Kewl method: breaking the ampoule with caesium under water, remotely, from a safe distance. The reaction results in an explosion. Make sure that the vessel in which you perform the reaction is strong enough to contain it.

Safe method: treating caesium metal with small amounts of water vapor. This requires a glovebox with an inert atmosphere. Beware of hydrogen buildup in the glovebox and make sure no oxygen is present in it!

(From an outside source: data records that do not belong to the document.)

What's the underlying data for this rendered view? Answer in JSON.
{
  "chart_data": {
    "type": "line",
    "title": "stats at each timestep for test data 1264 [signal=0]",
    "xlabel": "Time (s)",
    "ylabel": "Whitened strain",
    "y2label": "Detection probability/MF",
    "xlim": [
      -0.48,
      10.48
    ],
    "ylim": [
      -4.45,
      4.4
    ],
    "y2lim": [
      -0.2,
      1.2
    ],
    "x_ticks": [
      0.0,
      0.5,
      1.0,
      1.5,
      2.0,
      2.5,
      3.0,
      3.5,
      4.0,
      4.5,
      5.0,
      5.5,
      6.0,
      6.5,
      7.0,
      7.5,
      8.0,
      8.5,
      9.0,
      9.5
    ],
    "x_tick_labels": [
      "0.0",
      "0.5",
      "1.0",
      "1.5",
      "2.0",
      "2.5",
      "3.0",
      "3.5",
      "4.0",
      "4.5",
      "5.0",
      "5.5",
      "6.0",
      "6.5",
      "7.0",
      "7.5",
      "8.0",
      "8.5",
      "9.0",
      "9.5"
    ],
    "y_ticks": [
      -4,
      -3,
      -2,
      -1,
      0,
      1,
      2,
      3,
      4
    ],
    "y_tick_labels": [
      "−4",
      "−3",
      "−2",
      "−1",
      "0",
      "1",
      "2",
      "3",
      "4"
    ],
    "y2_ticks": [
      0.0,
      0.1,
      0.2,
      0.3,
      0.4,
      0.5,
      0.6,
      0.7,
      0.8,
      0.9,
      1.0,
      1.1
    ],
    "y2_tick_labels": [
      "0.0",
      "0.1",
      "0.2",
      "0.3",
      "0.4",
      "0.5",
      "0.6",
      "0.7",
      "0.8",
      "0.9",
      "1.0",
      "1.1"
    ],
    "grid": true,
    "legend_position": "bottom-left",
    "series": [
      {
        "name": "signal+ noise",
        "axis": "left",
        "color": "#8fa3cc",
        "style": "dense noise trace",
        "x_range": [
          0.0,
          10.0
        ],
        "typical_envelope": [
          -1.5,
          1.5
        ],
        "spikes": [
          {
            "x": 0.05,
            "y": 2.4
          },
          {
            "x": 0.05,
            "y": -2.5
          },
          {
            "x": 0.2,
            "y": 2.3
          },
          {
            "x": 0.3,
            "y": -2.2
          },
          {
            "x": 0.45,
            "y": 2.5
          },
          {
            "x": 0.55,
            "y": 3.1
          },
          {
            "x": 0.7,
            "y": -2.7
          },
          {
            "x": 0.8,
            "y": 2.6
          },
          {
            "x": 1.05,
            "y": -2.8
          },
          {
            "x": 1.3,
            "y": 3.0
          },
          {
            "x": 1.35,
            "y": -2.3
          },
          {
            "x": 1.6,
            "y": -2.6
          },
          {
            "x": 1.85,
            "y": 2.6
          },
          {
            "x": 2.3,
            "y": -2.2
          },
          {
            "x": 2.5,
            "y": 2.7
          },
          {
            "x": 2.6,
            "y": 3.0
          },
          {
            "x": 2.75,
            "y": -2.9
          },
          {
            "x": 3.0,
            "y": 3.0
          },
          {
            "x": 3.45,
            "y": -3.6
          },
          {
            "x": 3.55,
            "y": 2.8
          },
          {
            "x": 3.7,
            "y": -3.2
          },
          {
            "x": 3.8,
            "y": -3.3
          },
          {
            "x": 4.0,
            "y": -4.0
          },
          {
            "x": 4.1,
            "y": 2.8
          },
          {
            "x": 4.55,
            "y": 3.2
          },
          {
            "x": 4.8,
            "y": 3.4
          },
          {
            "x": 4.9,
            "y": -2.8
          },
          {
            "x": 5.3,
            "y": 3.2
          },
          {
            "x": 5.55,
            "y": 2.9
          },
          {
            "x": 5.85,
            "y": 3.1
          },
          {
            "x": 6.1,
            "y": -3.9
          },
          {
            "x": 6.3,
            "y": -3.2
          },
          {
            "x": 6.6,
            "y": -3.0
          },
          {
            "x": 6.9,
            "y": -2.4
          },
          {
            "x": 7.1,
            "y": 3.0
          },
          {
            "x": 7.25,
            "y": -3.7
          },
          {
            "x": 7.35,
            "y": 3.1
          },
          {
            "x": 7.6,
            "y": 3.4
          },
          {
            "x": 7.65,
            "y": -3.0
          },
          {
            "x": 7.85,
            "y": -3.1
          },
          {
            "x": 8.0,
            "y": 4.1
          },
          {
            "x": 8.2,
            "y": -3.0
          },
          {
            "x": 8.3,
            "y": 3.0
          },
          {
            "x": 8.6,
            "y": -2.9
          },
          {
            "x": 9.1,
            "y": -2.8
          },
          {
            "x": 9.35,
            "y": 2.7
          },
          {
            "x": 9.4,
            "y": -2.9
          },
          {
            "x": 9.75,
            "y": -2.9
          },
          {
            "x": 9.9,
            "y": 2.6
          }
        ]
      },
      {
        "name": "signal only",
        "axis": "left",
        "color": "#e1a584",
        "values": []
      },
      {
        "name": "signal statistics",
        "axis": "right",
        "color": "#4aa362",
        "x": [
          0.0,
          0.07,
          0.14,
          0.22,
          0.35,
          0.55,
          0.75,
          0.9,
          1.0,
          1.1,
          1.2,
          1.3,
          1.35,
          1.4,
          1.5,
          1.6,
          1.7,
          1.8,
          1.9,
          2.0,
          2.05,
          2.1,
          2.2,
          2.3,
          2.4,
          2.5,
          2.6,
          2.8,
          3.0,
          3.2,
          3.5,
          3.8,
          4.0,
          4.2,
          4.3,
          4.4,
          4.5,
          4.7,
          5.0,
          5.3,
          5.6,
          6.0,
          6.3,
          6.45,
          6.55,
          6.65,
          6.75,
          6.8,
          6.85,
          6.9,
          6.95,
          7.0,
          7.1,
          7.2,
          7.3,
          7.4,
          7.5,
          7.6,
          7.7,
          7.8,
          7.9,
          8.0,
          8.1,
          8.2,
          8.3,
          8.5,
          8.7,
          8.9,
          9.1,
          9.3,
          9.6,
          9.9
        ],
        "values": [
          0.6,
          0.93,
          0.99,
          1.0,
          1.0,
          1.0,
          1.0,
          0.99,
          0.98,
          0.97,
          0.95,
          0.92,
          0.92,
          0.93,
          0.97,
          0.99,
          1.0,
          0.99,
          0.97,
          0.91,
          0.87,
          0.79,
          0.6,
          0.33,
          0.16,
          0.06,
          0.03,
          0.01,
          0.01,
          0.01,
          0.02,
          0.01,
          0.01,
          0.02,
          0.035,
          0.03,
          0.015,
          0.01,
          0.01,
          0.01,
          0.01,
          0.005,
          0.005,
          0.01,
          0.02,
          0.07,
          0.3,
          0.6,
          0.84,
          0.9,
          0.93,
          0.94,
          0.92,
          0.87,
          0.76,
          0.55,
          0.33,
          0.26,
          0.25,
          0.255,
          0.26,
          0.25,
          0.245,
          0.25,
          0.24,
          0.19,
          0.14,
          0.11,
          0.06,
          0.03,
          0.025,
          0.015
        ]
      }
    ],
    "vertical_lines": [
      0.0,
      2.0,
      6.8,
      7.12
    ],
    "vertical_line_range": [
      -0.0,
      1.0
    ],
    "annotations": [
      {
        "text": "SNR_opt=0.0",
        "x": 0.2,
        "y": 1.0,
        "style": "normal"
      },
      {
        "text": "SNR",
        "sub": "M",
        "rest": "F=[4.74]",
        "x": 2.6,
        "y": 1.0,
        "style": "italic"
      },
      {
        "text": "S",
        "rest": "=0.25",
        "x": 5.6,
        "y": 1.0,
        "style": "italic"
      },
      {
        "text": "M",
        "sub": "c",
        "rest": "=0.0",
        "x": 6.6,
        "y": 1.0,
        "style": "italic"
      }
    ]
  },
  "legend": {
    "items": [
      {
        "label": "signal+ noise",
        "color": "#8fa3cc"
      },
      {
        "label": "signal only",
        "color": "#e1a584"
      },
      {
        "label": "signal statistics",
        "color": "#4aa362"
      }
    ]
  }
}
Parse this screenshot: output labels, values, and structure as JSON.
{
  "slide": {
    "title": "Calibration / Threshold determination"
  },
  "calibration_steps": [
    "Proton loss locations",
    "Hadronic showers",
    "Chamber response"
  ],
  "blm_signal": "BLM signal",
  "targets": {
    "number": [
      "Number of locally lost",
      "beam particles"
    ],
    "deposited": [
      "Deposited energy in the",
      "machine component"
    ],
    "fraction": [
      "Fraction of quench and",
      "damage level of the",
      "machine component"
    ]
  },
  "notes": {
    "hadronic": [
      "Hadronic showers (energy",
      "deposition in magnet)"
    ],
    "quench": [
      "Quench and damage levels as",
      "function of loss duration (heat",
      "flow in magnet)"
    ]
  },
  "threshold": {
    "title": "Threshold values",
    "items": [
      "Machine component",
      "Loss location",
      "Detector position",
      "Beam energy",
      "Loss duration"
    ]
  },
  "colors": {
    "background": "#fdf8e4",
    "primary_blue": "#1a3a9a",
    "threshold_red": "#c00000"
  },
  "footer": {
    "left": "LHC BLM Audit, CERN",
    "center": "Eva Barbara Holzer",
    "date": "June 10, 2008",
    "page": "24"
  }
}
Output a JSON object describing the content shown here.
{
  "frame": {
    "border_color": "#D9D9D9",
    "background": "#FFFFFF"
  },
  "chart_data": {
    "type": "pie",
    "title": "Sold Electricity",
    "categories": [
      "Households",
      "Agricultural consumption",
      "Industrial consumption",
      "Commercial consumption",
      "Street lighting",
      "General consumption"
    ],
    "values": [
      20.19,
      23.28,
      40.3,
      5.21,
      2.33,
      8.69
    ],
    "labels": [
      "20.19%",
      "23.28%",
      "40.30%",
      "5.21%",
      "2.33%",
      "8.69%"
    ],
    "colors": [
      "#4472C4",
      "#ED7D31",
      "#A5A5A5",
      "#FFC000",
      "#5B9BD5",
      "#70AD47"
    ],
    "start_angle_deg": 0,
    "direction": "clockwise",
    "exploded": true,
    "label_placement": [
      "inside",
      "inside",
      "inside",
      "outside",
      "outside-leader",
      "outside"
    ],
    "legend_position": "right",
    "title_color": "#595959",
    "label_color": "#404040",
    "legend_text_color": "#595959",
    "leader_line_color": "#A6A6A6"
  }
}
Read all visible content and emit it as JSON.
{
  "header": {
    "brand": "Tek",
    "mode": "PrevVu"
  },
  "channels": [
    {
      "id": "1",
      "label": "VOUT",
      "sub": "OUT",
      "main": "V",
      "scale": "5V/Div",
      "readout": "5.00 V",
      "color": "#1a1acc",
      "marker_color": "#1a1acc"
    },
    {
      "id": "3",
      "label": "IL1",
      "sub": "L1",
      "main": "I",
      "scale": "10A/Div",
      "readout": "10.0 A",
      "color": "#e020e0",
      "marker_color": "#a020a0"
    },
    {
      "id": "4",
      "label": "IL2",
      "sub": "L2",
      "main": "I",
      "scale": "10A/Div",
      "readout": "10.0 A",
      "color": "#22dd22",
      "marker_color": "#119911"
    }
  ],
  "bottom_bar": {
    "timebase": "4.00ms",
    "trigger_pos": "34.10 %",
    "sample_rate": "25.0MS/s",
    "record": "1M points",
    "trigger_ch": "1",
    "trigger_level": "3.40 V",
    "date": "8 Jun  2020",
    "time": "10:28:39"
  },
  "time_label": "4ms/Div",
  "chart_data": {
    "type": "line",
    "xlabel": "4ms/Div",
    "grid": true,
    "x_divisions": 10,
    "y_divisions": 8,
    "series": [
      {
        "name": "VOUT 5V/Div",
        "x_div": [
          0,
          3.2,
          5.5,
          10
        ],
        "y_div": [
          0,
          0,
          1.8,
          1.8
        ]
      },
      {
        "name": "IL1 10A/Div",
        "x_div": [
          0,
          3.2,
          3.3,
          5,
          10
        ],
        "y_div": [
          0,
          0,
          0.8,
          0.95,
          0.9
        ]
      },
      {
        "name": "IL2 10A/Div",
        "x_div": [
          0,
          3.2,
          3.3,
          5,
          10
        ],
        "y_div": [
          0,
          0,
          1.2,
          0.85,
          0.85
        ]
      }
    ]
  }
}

Another safer way is to carefully let the cesium metal oxidize in open air, in a corrosion resistant container. After the metal has completely oxidized, slowly add water vapor, as the reaction is highly exothermic and dry the resulting wet hydroxide. Keep in mind however, that caesium may be pyrophoric and could ignite.



Caesium hydroxide is a very corrosive substance. Caesium ions however, are not toxic.


Store this compound in closed polyethylene bottles with no access to air.


Disposing of caesium compounds is not recommended because of their rarity and price. But if you absolutely want to, you should neutralize the base with any non-toxic acid.